Saint of the Day – June 22, 1965 – Tuesday
by Plinio Corrêa de Oliveira
“A Roman and Apostolic Catholic, the author of this text submits himself with filial devotion to the traditional teaching of Holy Church. However, if by an oversight anything is found in it at variance with that teaching, he immediately and categorically rejects it.”
The words “Revolution” and “Counter-Revolution” are employed here in the sense given to them by Prof. Plinio Corrêa de Oliveira in his book Revolution and Counter-Revolution, the first edition of which was published in the monthly Catolicismo, Nº 100, April 1959.

Saint Mary Magdalene was the first to see Our Lord resurrected (Giotto, Scrovegni Chapel, Italy)
Mary Magdalene has the spirit of Jacob, Judas, that of Esau. The two crossing trajectories cause us to tremble before our own weakness, but we find in Our Lady a safe port. June, 22 is the feast of St. Mary Magdalene the penitent. The Martyrologium states that Our Lord expelled seven demons from her and she also merited being the first to contemplate the resurrected Savior.
The famous episode of Mary Magdalene anointing the feet of Our Lord at the banquet has some collateral aspects that provide some insights into her life and soul and her position in the Church.
Mary Magdalene was a sister of Lazarus and according to the traditions and documents from the Orient, she was a person of the high society. Lazarus was a very rich man and the prince of a small nation that had been incorporated into the Jewish nation through wars and conquests. In spite of this, he continued to enjoy the honors of being a prince in the bosom of the Jewish nation even though he did not have the political functions of one.
He and his sisters were people of high class. While Mary Magdalene had decayed considerably and become a public sinner, after her repentance it became clear that she had come to represent two things. On the one hand contemplation and on the other, penance.
She represented contemplation in contrast to Martha in the famous episode in which Our Lord said to Martha – who was reproaching Magdalene for not taking care of household chores but just looking at and listening to Our Lord – “Mary hath chosen the best part, which shall not be taken away from her.” She thus came to represent pure contemplation, a contemplation not united to active life but a purely contemplative state; she was detached from active life and living exclusively for contemplation.

Through her fidelity at the foot of the Cross, her enormous repentance and the fact she was the first to receive the news of Our Lord’s Resurrection, Mary Magdalene represented not only contemplation but the glory of penance. Penance in the state of greater forgiveness. Penance in the state of greater intimacy with Our Lord to the point that by the example of her life and the lives of other saints, some theologians claim that the state of penance is even more beautiful than that of innocence. That of course, is a serious and profound penance.

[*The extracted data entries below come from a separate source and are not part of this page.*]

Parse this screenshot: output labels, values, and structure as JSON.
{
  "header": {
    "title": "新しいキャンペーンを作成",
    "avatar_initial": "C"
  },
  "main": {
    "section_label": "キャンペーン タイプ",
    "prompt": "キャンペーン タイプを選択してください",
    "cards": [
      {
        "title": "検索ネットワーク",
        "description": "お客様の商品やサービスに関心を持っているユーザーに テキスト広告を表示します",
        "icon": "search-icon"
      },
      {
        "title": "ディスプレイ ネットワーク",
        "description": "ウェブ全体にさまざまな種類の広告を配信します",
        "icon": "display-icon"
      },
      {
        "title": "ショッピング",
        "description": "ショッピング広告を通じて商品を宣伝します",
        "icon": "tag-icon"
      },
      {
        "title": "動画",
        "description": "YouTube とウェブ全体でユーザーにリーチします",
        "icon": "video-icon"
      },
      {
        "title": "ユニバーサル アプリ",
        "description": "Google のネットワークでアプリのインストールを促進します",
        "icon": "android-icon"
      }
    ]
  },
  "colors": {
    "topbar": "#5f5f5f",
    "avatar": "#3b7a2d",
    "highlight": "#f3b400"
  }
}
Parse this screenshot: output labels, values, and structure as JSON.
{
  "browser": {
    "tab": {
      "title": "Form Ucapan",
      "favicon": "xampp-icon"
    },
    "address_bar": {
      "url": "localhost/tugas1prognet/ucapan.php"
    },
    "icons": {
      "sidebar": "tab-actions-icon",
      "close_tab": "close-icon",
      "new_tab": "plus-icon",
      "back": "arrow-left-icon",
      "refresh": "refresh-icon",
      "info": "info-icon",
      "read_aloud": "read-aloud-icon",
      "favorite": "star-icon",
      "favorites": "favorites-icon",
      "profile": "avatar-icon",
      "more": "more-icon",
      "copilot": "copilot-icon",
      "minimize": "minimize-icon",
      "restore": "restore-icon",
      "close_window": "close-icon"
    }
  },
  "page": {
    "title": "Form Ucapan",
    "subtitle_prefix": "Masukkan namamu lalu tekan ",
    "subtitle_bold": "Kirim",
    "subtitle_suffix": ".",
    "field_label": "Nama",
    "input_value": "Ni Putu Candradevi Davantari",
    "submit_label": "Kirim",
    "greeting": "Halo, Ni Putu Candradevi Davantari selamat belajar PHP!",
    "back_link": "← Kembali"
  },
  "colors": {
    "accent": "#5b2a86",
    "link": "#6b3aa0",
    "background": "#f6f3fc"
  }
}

Additionally, she represents the affirmation of the rights of innocence and of the rights of Our Lord. What do the rights of innocence and the rights of Our Lord mean? We remember the episode when Our Lord was at the Pharisee’s home when she entered and broke a vase of perfume and began to anoint the feet of Our Lord with those oils. At that point Judas criticized this act and Our Lord justified her attitude.
Here we see penance and contemplation, both in a kind of irreducible opposition to Judas’ remorseless state of soul. Judas is the opposite of repentance. He had no repentance, only despair. Committing suicide by hanging from a fig tree was not an act of repentance; it was an act of desperation. Whereas Mary Magdalene’s contemplation and penance represented a renunciation of all earthly goods, Judas the thief and traitor, represented attachment to earthly goods. So there is a flagrant opposition between the figure of Saint Mary Magdalene and that of Judas, an opposition that lasts throughout the way of the Cross, and the Resurrection.
While she stood at the foot of the Cross, he was the cursed apostle, the execrable man who instead led Our Lord to be crucified. Saint Mary Magdalene was the first to witness the Resurrection, while he hangs himself. His soul plunges like a pig into hell, and Saint Mary Magdalene is ready to witness the Resurrection of Our Lord.
In other words, the antitheses between the two are tremendous, and so are their mentalities. So we need to make an analysis of the connections that link the traits of the two mentalities. In other words, what connection is there between repentance and pure contemplation, and in contrast to this, final impenitence, despair, attachment to worldly goods and wallowing completely in the practical active life as Judas did. He was also a thief, being a man who naturally made illegitimate deals he even stole to make such deals.
How do the spirits of Jacob and Esau correlate to Saint Mary Magdalene and Judas? Saint Mary Magdalene appears to have the spirit of Jacob entirely. A superior mentality turned to spiritual things, therefore to the things of God, and thus indifferent to the material things of the world. Judas is a type of Esau. He not only sells his right as first-born for a bowl of lentils; he sells his Savior for thirty coins, something infinitely worse. Then as a result, he falls into despair. He is a man without true repentance, one whose attitude shows no form of virtue. Only an evil person hangs himself in this way after failing so completely by having committed the most grievous crimes.